Brain On Fire: My Month of Madness by Susannah Cahalan Pdf
'My first serious blackout marked the line between sanity and insanity. Though I would have moments of lucidity over the coming days and weeks, I would never again be the same person ...' Susannah Cahalan was a happy, clever, healthy twenty-four-year old. Then one day she woke up in hospital, with no memory of what had happened or how she had got there. Within weeks, she would be transformed into someone unrecognizable, descending into a state of acute psychosis, undergoing rages and convulsions, hallucinating that her father had murdered his wife; that she could control time with her mind. Everything she had taken for granted about her life, and who she was, was wiped out. Brain on Fire is Susannah's story of her terrifying descent into madness and the desperate hunt for a diagnosis, as, after dozens of tests and scans, baffled doctors concluded she should be confined in a psychiatric ward. It is also the story of how one brilliant man, Syria-born Dr Najar, finally proved - using a simple pen and paper - that Susannah's psychotic behaviour was caused by a rare autoimmune disease attacking her brain.
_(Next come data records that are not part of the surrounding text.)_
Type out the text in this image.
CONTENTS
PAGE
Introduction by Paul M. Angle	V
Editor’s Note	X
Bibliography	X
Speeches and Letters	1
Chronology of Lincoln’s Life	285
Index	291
His diagnosis of this little-known condition, thought to have been the real cause of devil-possessions through history, saved her life, and possibly the lives of many others. Cahalan takes readers inside this newly-discovered disease through the progress of her own harrowing journey, piecing it together using memories, journals, hospital videos and records. Written with passionate honesty and intelligence, Brain on Fire is a searingly personal yet universal book, which asks what happens when your identity is suddenly destroyed, and how you get it back. 'With eagle-eye precision and brutal honesty, Susannah Cahalan turns her journalistic gaze on herself as she bravely looks back on one of the most harrowing and unimaginable experiences one could ever face: the loss of mind, body and self. Brain on Fire is a mesmerizing story' -Mira Bartók, New York Times bestselling author of The Memory Palace Susannah Cahalan is a reporter on the New York Post, and the recipient of the 2010 Silurian Award of Excellence in Journalism for Feature Writing. Her writing has also appeared in the New York Times, and is frequently picked up by the Daily Mail, Gawker, Gothamist, AOL and Yahoo among other news aggregrator sites.